For someone who has spent most of his life running from someone or something, he’s never once entertained even the possibility of wanting to get caught. Of course, no one has ever gotten this close before; one alias away from the truth of who Sebastian is and all of that done without a raised voice or waved gun. Chris – he’s Chris now: they have shared a space and Sebastian has attempted to see him fed proper food so being on first name terms seems right – is smart. Sebastian does love smart. And kind. Kind to the children Sebastian finds housing for, and the baristas of his favorite coffee shops, and the landlady who hates Sebastian so much but nevertheless tries to keep him out of trouble when she sees him.
Most of the government officials Sebastian has encountered have proven to be quite different. He’s not sure if Chris is a break from the norm, of if he’s just had the worst of the bunch cross his path.
But Chris asked if he needed the money in a voice that suggested he would have gone and found more for Sebastian if he’d said yes. Genuine care. No threats or violence or anger. It’s enough to leave Sebastian a little besotted by the man who would hunt him down over a stolen wallet, then extend a hand of compassion instead of condemnation.
It’s that, more than anything, which tells Sebastian he needs to step away from this. From Chris. From kind eyes and broad shoulders and a worried note in a scotch rough voice. Chris might skirt the edges of his world, might be more aware of the dangers and the darkness than most on the outside, but he’s not part of it. He deserves better than to chase Sebastian any further into it.
There’s just the little problem of Chris’ tail. Sebastian’s tail, by proxy, and someone that neither of them can afford to let report back on wild goose chases across the city and federal agents who are perhaps too soft on people he should not be soft with.
Sebastian can’t leave Chris without warning him.
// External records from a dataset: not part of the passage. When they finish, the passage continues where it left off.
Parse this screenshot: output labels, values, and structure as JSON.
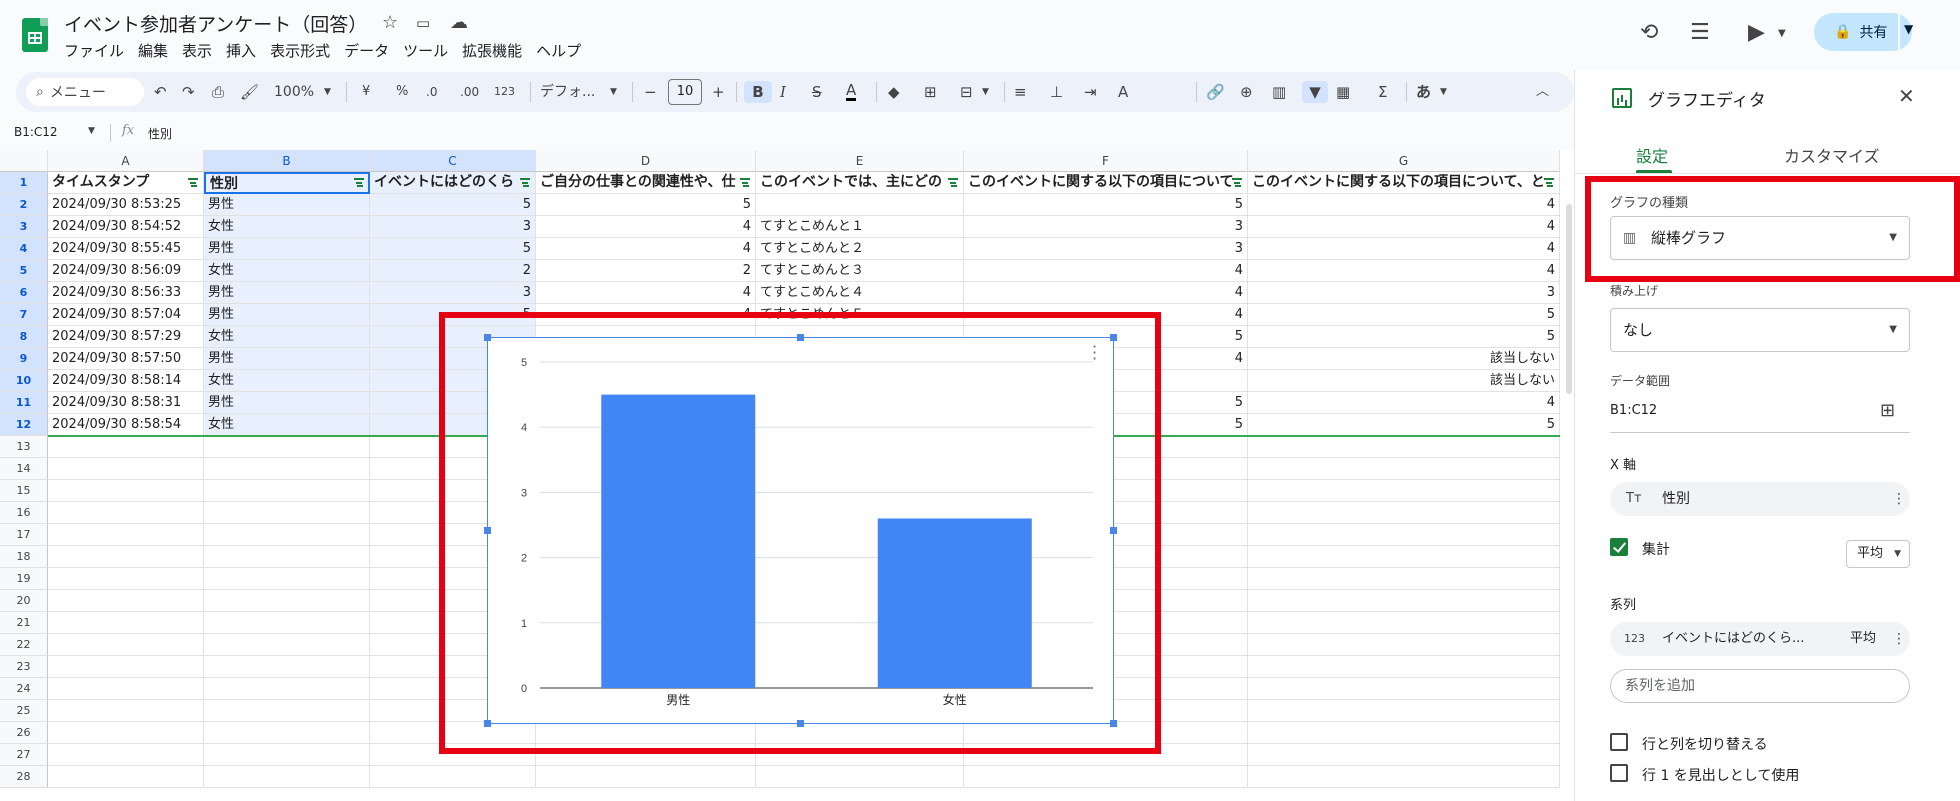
{
  "header": {
    "title": "イベント参加者アンケート（回答）",
    "menus": [
      "ファイル",
      "編集",
      "表示",
      "挿入",
      "表示形式",
      "データ",
      "ツール",
      "拡張機能",
      "ヘルプ"
    ],
    "share_label": "共有"
  },
  "toolbar": {
    "search_label": "メニュー",
    "zoom": "100%",
    "currency": "¥",
    "percent": "%",
    "decrease_decimal": ".0",
    "increase_decimal": ".00",
    "number_format": "123",
    "font": "デフォ...",
    "font_size": "10",
    "input_mode": "あ"
  },
  "formula_bar": {
    "name_box": "B1:C12",
    "value": "性別"
  },
  "sheet": {
    "columns": [
      "A",
      "B",
      "C",
      "D",
      "E",
      "F",
      "G"
    ],
    "headers": [
      "タイムスタンプ",
      "性別",
      "イベントにはどのくら",
      "ご自分の仕事との関連性や、仕",
      "このイベントでは、主にどの",
      "このイベントに関する以下の項目について",
      "このイベントに関する以下の項目について、と"
    ],
    "rows": [
      [
        "2024/09/30 8:53:25",
        "男性",
        "5",
        "5",
        "",
        "5",
        "4"
      ],
      [
        "2024/09/30 8:54:52",
        "女性",
        "3",
        "4",
        "てすとこめんと１",
        "3",
        "4"
      ],
      [
        "2024/09/30 8:55:45",
        "男性",
        "5",
        "4",
        "てすとこめんと２",
        "3",
        "4"
      ],
      [
        "2024/09/30 8:56:09",
        "女性",
        "2",
        "2",
        "てすとこめんと３",
        "4",
        "4"
      ],
      [
        "2024/09/30 8:56:33",
        "男性",
        "3",
        "4",
        "てすとこめんと４",
        "4",
        "3"
      ],
      [
        "2024/09/30 8:57:04",
        "男性",
        "5",
        "4",
        "てすとこめんと５",
        "4",
        "5"
      ],
      [
        "2024/09/30 8:57:29",
        "女性",
        "",
        "",
        "",
        "5",
        "5"
      ],
      [
        "2024/09/30 8:57:50",
        "男性",
        "",
        "",
        "",
        "4",
        "該当しない"
      ],
      [
        "2024/09/30 8:58:14",
        "女性",
        "",
        "",
        "",
        "",
        "該当しない"
      ],
      [
        "2024/09/30 8:58:31",
        "男性",
        "",
        "",
        "",
        "5",
        "4"
      ],
      [
        "2024/09/30 8:58:54",
        "女性",
        "",
        "",
        "",
        "5",
        "5"
      ]
    ],
    "row_numbers": [
      "1",
      "2",
      "3",
      "4",
      "5",
      "6",
      "7",
      "8",
      "9",
      "10",
      "11",
      "12",
      "13",
      "14",
      "15",
      "16",
      "17",
      "18",
      "19",
      "20",
      "21",
      "22",
      "23",
      "24",
      "25",
      "26",
      "27",
      "28"
    ]
  },
  "chart_data": {
    "type": "bar",
    "categories": [
      "男性",
      "女性"
    ],
    "values": [
      4.5,
      2.6
    ],
    "ylim": [
      0,
      5
    ],
    "yticks": [
      "0",
      "1",
      "2",
      "3",
      "4",
      "5"
    ],
    "title": "",
    "xlabel": "",
    "ylabel": "",
    "bar_color": "#4285f4"
  },
  "panel": {
    "title": "グラフエディタ",
    "tabs": [
      "設定",
      "カスタマイズ"
    ],
    "chart_type_label": "グラフの種類",
    "chart_type_value": "縦棒グラフ",
    "stacking_label": "積み上げ",
    "stacking_value": "なし",
    "data_range_label": "データ範囲",
    "data_range_value": "B1:C12",
    "x_axis_label": "X 軸",
    "x_axis_value": "性別",
    "aggregate_label": "集計",
    "series_label": "系列",
    "series_agg": "平均",
    "series_item": "イベントにはどのくら...",
    "series_item_agg": "平均",
    "add_series": "系列を追加",
    "switch_rows_cols": "行と列を切り替える",
    "use_row1_header": "行 1 を見出しとして使用"
  }
}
He can’t warn him without drawing him in. Which leaves plan C. Less favorable. Close contact. Lines crossed that he tries to avoid crossing.
He follows the man who follows Chris from his apartment, hiding in plain sight when he can and with a few deftly applied tricks when he can’t, and when a corner turns into a busy cross-section – Chris quietly slipping away into a subway station – Sebastian reaches out, taps Chris’ tail on the shoulder and fixes on his sweetest smile.
Hypnosis is a matter of suggestion. Sebastian is very suggesting, and the idea that not everyone can be hypnotized is, in his experience, inaccurate to say the least. Caught by surprise, almost everyone can be drawn in. This man is no different at all.
Sebastian sends him home with fuzzy memories of an uneventful day and a suggestion to treat himself to takeout and enjoy a nice warm bath, two things he plans on doing himself.